MEMORANDUM FINDINGS OF FACT AND OPINION
RAUM, Judge: The Commissioner determined a deficiency of $6,944 in petitioner's income tax for the taxable year ended March 31, 1975. The question presented is whether rental income derived from a corporate lessee is personal holding company income if the controlling shareholders of the lessor are also substantial shareholders of the lessee corporation.
FINDINGS OF FACT
Most of the facts have been stipulated.
Silverman & Sons Realty Trust, the petitioner, is a Massachusetts trust with transferable shares; it is taxable as a corporation pursuant to section 7701(a)(3), I.R.C. 1954. Its principal office was in Boston, Massachusetts, at the time the petition was filed. Petitioner's principal business activity is the rental of real estate. In 1957, petitioner acquired a building. This building and cash (including a certificate of deposit) were the only assets of consequence owned by petitioner during the taxable year ended March 31, 1975. The building was occupied during that year by Joseph Silverman & Co., Inc., a Massachusetts corporation which was engaged in business as a wholesale dealer in floor coverings. During the taxable year petitioner received $38,900 in rent from Joseph Silverman & Co., Inc., for such occupancy. The only other income received by it was interest in the amount of $13,169 earned on a certificate of deposit.
During the taxable year, one-half of petitioner's shares were owned by Donald Silverman, and the other one-half by his brother, Alan Silverman. The stock of Joseph Silverman & Co., Inc., was owned largely by Donald and Alan Silverman, each of whom owned 36.6 percent of the corporation's stock. The remaining 26.8 percent of the corporation's stock was owned by six persons who are sufficiently related to Alan and Donald Silverman that the stock of those persons is deemed constructively owned by Alan and Donald Silverman under section 544(a)(2), I.R.C. 1954.
The Commissioner determined that the $38,900 rentals received by petitioner constituted personal holding company income within section 543(a)(6), I.R.C. 1954, and, since it had other personal holding company income (interest) in excess of 10 percent of its ordinary gross income, it was subject to the personal holding company tax imposed by section 541.
OPINION
Section 541 provides that a tax of 70 percent of undistributed personal holding company income shall be imposed on all personal holding companies. 1 A corporation will be a personal holding company if two conditions are met.2 First of all, more than one-half of the value of the outstanding stock of the company must be owned by no more than five persons. This condition is met here, since Alan and Donald Silverman own all of petitioner's shares. Secondly, 60 percent of the company's income must be "personal holding company income". The interest received by petitioner is personal holding company income under the provisions of section 543(a)(1), I.R.C. 1954. And the Commissioner has determined in the notice of deficiency that the remainder of its income, $38,900 in rent, constitutes personal holding income under section 543(a)(6), I.R.C. 1954. 3 The basis for this position is that the owners of petitioner and the corporation are substantially the same. Therefore, the Commissioner concludes, the rent received from the corporation is personal holding company income to petitioner because its shareholders are entitled to the use of the leased property under an "other arrangement", within the parenthetical provision of section 543(a)(6)(A). If this is the case, then all of petitioner's income will be personal holding company income, and it will be taxable as a personal holding company.

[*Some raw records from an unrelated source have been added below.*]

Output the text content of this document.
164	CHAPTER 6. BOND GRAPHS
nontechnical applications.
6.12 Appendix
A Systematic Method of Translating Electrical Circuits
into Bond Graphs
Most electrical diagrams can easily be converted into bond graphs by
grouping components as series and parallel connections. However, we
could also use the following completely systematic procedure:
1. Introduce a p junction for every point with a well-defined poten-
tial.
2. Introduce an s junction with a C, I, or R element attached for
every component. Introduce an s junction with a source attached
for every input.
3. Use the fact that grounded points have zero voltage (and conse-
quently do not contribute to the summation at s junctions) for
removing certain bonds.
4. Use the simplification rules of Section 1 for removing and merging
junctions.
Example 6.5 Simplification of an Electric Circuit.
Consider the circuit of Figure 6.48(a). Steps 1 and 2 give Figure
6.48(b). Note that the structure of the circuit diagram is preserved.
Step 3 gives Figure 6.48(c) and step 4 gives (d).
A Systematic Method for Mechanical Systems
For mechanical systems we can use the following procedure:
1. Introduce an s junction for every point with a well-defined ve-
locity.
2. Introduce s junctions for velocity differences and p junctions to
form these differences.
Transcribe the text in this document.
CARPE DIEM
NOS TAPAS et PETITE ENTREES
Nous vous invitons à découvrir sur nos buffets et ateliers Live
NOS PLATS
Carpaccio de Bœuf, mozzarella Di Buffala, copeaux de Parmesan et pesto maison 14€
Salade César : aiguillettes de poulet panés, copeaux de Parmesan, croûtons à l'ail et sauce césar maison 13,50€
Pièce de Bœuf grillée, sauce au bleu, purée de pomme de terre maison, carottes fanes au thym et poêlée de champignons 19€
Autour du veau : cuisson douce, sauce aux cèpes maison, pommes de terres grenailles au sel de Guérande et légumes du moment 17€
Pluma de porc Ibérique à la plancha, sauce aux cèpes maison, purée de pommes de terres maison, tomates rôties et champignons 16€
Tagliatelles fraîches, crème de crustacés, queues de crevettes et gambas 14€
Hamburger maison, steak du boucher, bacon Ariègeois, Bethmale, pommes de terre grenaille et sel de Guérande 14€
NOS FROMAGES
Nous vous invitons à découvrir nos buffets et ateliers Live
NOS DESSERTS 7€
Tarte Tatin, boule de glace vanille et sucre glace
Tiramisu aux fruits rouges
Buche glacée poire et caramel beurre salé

Section 543(a)(6), I.R.C. 1954, was the subject of a recent opinion of this Court. In Allied Industrial Cartage Co. v. Commissioner,72 T.C. 515 (1979), it was held that a corporate lessor did not receive personal holding company income from the lease of real estate and delivery trucks to a corporate lessee 100 percent owned by the sole owner of the lessor corporation. The Court specifically rejected the contention of the Commissioner that the business use of corporate property by a lessee corporation wholly owned by the sole shareholder of the lessor corporation constituted use of the lessor corporation's property by a 25 percent or greater shareholder under an "other arrangement" for the individual shareholder's use of the property. This result reaffirmed an earlier decision in Minnesota Mortuaries, Inc. v. Commissioner,4 T.C. 280, 284 (1944). The Court decided not to follow certain language in 320 East 47th Street Corp. v. Commissioner,243 F. 2d 894, 898 (2d Cir. 1957), which was arguably only dictum or at best an alternative holding, and which was the basis for Rev. Rul. 65-259, 1965-2 C.B. 174.The respondent has conceded on brief that the legal issues in this case are identical to those in Allied Industrial Cartage Co., and he has not advanced any arguments not there considered by the Court. In the circumstances, we reach the same result here.
Decision will be entered for the petitioner.